Jackson Pollack also killed himself, with a bottle of gin and a green 1950 Oldsmobile convertible.

Rothko became rich and famous painting a precise square with one calm color. Pollock completely opposite but the same, wild splashes of a frenetic rainbow. Rich and famous, killed themselves.

Me, you are gonna have to take me kicking and screaming. Which I have already started doing.

Something to think about. All it really takes is one good effort. Think Gone With The Wind and To Kill A Mockingbird. Written, by women, please note, for those who believe me a literary misogynist.

Sylvia Plath killed herself.

Based on my research to date, only example of somebody who got it done right was Leonard Cohen. A rock star who lost a multi-million dollar fortune and spent six years as a Buddhist monk, him, he had his shit together in the end.

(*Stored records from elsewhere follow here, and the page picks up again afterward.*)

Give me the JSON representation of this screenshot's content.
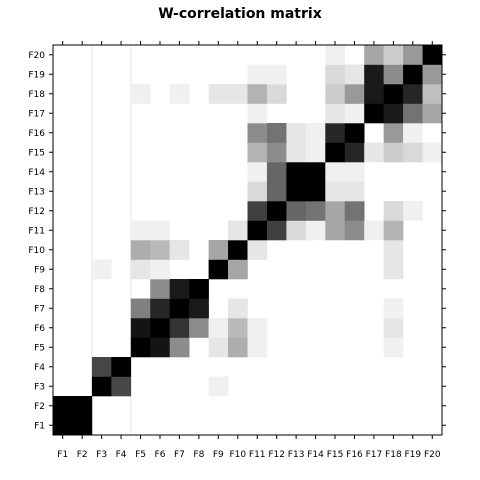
{
  "chart_data": {
    "type": "heatmap",
    "title": "W-correlation matrix",
    "xlabel": "",
    "ylabel": "",
    "x_categories": [
      "F1",
      "F2",
      "F3",
      "F4",
      "F5",
      "F6",
      "F7",
      "F8",
      "F9",
      "F10",
      "F11",
      "F12",
      "F13",
      "F14",
      "F15",
      "F16",
      "F17",
      "F18",
      "F19",
      "F20"
    ],
    "y_categories": [
      "F1",
      "F2",
      "F3",
      "F4",
      "F5",
      "F6",
      "F7",
      "F8",
      "F9",
      "F10",
      "F11",
      "F12",
      "F13",
      "F14",
      "F15",
      "F16",
      "F17",
      "F18",
      "F19",
      "F20"
    ],
    "value_range": [
      0,
      1
    ],
    "color_scale": {
      "low": "#ffffff",
      "high": "#000000"
    },
    "grid": false,
    "legend": "none",
    "values": [
      [
        1.0,
        1.0,
        0,
        0,
        0,
        0,
        0,
        0,
        0,
        0,
        0,
        0,
        0,
        0,
        0,
        0,
        0,
        0,
        0,
        0
      ],
      [
        1.0,
        1.0,
        0,
        0,
        0,
        0,
        0,
        0,
        0,
        0,
        0,
        0,
        0,
        0,
        0,
        0,
        0,
        0,
        0,
        0
      ],
      [
        0,
        0,
        1.0,
        0.72,
        0,
        0,
        0,
        0,
        0.06,
        0,
        0,
        0,
        0,
        0,
        0,
        0,
        0,
        0,
        0,
        0
      ],
      [
        0,
        0,
        0.72,
        1.0,
        0,
        0,
        0,
        0,
        0,
        0,
        0,
        0,
        0,
        0,
        0,
        0,
        0,
        0,
        0,
        0
      ],
      [
        0,
        0,
        0,
        0,
        1.0,
        0.92,
        0.45,
        0,
        0.1,
        0.32,
        0.06,
        0,
        0,
        0,
        0,
        0,
        0,
        0.06,
        0,
        0
      ],
      [
        0,
        0,
        0,
        0,
        0.92,
        1.0,
        0.8,
        0.45,
        0.06,
        0.27,
        0.06,
        0,
        0,
        0,
        0,
        0,
        0,
        0.1,
        0,
        0
      ],
      [
        0,
        0,
        0,
        0,
        0.5,
        0.85,
        1.0,
        0.9,
        0,
        0.1,
        0,
        0,
        0,
        0,
        0,
        0,
        0,
        0.06,
        0,
        0
      ],
      [
        0,
        0,
        0,
        0,
        0,
        0.45,
        0.9,
        1.0,
        0,
        0,
        0,
        0,
        0,
        0,
        0,
        0,
        0,
        0,
        0,
        0
      ],
      [
        0,
        0,
        0.06,
        0,
        0.1,
        0.06,
        0,
        0,
        1.0,
        0.35,
        0,
        0,
        0,
        0,
        0,
        0,
        0,
        0.1,
        0,
        0
      ],
      [
        0,
        0,
        0,
        0,
        0.32,
        0.27,
        0.1,
        0,
        0.35,
        1.0,
        0.1,
        0,
        0,
        0,
        0,
        0,
        0,
        0.1,
        0,
        0
      ],
      [
        0,
        0,
        0,
        0,
        0.06,
        0.06,
        0,
        0,
        0,
        0.1,
        1.0,
        0.75,
        0.15,
        0.06,
        0.35,
        0.45,
        0.06,
        0.3,
        0,
        0
      ],
      [
        0,
        0,
        0,
        0,
        0,
        0,
        0,
        0,
        0,
        0,
        0.75,
        1.0,
        0.6,
        0.55,
        0.35,
        0.55,
        0,
        0.15,
        0.06,
        0
      ],
      [
        0,
        0,
        0,
        0,
        0,
        0,
        0,
        0,
        0,
        0,
        0.15,
        0.6,
        1.0,
        1.0,
        0.1,
        0.1,
        0,
        0,
        0,
        0
      ],
      [
        0,
        0,
        0,
        0,
        0,
        0,
        0,
        0,
        0,
        0,
        0.06,
        0.6,
        1.0,
        1.0,
        0.06,
        0.06,
        0,
        0,
        0,
        0
      ],
      [
        0,
        0,
        0,
        0,
        0,
        0,
        0,
        0,
        0,
        0,
        0.3,
        0.45,
        0.1,
        0.06,
        1.0,
        0.85,
        0.1,
        0.2,
        0.15,
        0.06
      ],
      [
        0,
        0,
        0,
        0,
        0,
        0,
        0,
        0,
        0,
        0,
        0.45,
        0.55,
        0.1,
        0.06,
        0.85,
        1.0,
        0,
        0.4,
        0.06,
        0
      ],
      [
        0,
        0,
        0,
        0,
        0,
        0,
        0,
        0,
        0,
        0,
        0.06,
        0,
        0,
        0,
        0.1,
        0.06,
        1.0,
        0.9,
        0.55,
        0.35
      ],
      [
        0,
        0,
        0,
        0,
        0.06,
        0,
        0.06,
        0,
        0.1,
        0.1,
        0.3,
        0.15,
        0,
        0,
        0.2,
        0.4,
        0.9,
        1.0,
        0.85,
        0.25
      ],
      [
        0,
        0,
        0,
        0,
        0,
        0,
        0,
        0,
        0,
        0,
        0.06,
        0.06,
        0,
        0,
        0.15,
        0.1,
        0.9,
        0.45,
        1.0,
        0.4
      ],
      [
        0,
        0,
        0,
        0,
        0,
        0,
        0,
        0,
        0,
        0,
        0,
        0,
        0,
        0,
        0.06,
        0,
        0.35,
        0.2,
        0.4,
        1.0
      ]
    ]
  }
}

Hunter, not so much. Killed himself. Like Hemingway. Like David Foster Wallace.

Yusaku Maezawa’s Blockbuster $110.5 Million Basquiat Gets Own Brooklyn Museum Show

If I had to put two influences together – and I had to – I’d go with Thompson and Cohen.

The energy and outrage with music and a calm voice.

Turns out getting your shit together is helluva lot of work.

If you can make it, old age is just like before, only without the obvious crazy.

Zen Gonzo, I call it.

My last best hope of fame is a posthumous PBS documentary.

So you should save all our correspondence.